The campaign to repeal the laws turned into a totemic struggle with Britain’s ruling class. Factory bosses and their workers, bankers and lawyers, politicians, churchmen and social reformers joined the crusade. But it was not only a battle against what were widely seen as greedy and selfish aristocrats; for the textile tycoons, in particular, it was also a drive toward free trade. They wanted other countries to scrap their tariffs and throw open their markets to British goods.
The case against the Corn Laws proved irresistible. The laws were repealed in 1846. Foreign corn began to pour into Britain. Much of it came eventually from the former colony that supplied the Manchester mills with most of their raw cotton.
“America was having a lot of innovations in its farming at the time on the prairies, and what this meant was that for the U.K., huge quantities of grain could be imported relatively inexpensively,” said Max Rangeley of the Cobden Centre, a free trade think tank, named after one of the leaders of the anti-Corn Laws campaign.
American grain was significantly cheaper than the stuff that British aristocrat landowners were growing. As they’d feared, the aristocrats’ revenues and power began to shrink, said Will Ashworth, author of a new book about the Industrial Revolution.
“The rapid influx of American prairie grain had a major impact on the social structure of Britain,” he said. “You saw the demise of the landowner and the rise of the British manufacturing class.”

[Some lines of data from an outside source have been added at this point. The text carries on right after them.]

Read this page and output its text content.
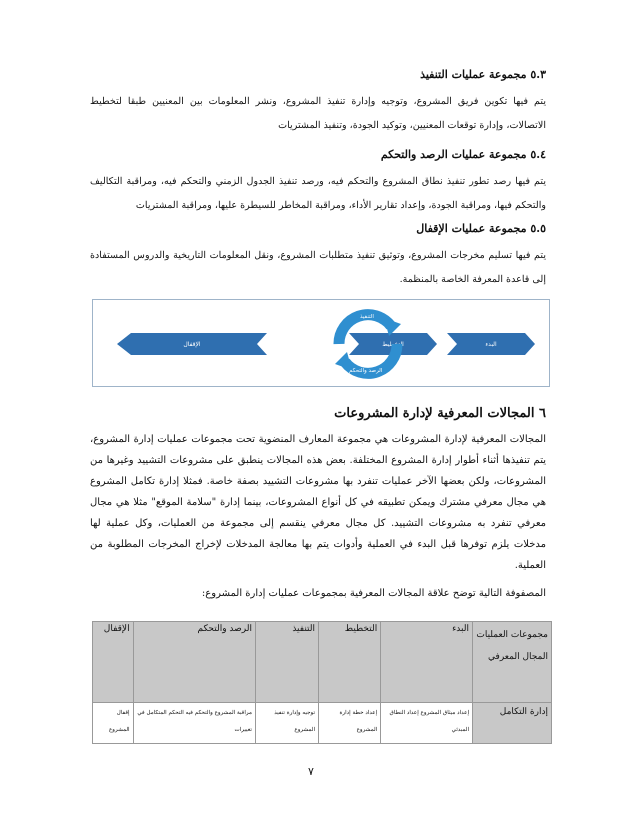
٥.٣ مجموعة عمليات التنفيذ
يتم فيها تكوين فريق المشروع، وتوجيه وإدارة تنفيذ المشروع، ونشر المعلومات بين المعنيين طبقا لتخطيط الاتصالات، وإدارة توقعات المعنيين، وتوكيد الجودة، وتنفيذ المشتريات
٥.٤ مجموعة عمليات الرصد والتحكم
يتم فيها رصد تطور تنفيذ نطاق المشروع والتحكم فيه، ورصد تنفيذ الجدول الزمني والتحكم فيه، ومراقبة التكاليف والتحكم فيها، ومراقبة الجودة، وإعداد تقارير الأداء، ومراقبة المخاطر للسيطرة عليها، ومراقبة المشتريات
٥.٥ مجموعة عمليات الإقفال
يتم فيها تسليم مخرجات المشروع، وتوثيق تنفيذ متطلبات المشروع، ونقل المعلومات التاريخية والدروس المستفادة إلى قاعدة المعرفة الخاصة بالمنظمة.
البدء
التخطيط
التنفيذ
الرصد والتحكم
الإقفال
٦ المجالات المعرفية لإدارة المشروعات
المجالات المعرفية لإدارة المشروعات هي مجموعة المعارف المنضوية تحت مجموعات عمليات إدارة المشروع، يتم تنفيذها أثناء أطوار إدارة المشروع المختلفة. بعض هذه المجالات ينطبق على مشروعات التشييد وغيرها من المشروعات، ولكن بعضها الآخر عمليات تنفرد بها مشروعات التشييد بصفة خاصة. فمثلا إدارة تكامل المشروع هي مجال معرفي مشترك ويمكن تطبيقه في كل أنواع المشروعات، بينما إدارة "سلامة الموقع" مثلا هي مجال معرفي تنفرد به مشروعات التشييد. كل مجال معرفي ينقسم إلى مجموعة من العمليات، وكل عملية لها مدخلات يلزم توفرها قبل البدء في العملية وأدوات يتم بها معالجة المدخلات لإخراج المخرجات المطلوبة من العملية.
المصفوفة التالية توضح علاقة المجالات المعرفية بمجموعات عمليات إدارة المشروع:
مجموعات العمليات
المجال المعرفي	البدء	التخطيط	التنفيذ	الرصد والتحكم	الإقفال
إدارة التكامل	إعداد ميثاق المشروع إعداد النطاق المبدئي	إعداد خطة إدارة المشروع	توجيه وإدارة تنفيذ المشروع	مراقبة المشروع والتحكم فيه التحكم المتكامل في تغييرات	إقفال المشروع
٧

But the repeal of the Corn Laws did not persuade the rest of the world to immediately follow suit. With the exception of a brief interlude before the outbreak of the Civil War, America, which benefited most from the repeal of the Corn Laws, did not embark on the same program of tariff scrapping.
“We think of America as being the great capitalist power, but in fact America was opposed to free trade right the way through the rest of the 19th century and all the way up to 1945,” said Adrian Wooldridge, political editor of The Economist magazine, which was founded in 1843 as the voice of the anti-Corn Laws crusade. “Britain was the first country to embrace free trade and to say: The best way to create universal prosperity is to have freedom of commerce and trade. Britain led that in a world where that was disapproved of by practically everyone,” Wooldridge said.
Britain may not have been as high-minded in embracing free trade as it might seem, however. Some historians suggest that the U.K.’s main aim was to exploit its industrial dominance, flood other countries with its manufactured goods, while they focused their energies on agriculture.
If that was the plan, it has, in the long term, spectacularly backfired: Britain today has a huge trade deficit; its manufacturing is a pale shadow of its former self, and more than half of its food (including grain) comes from abroad.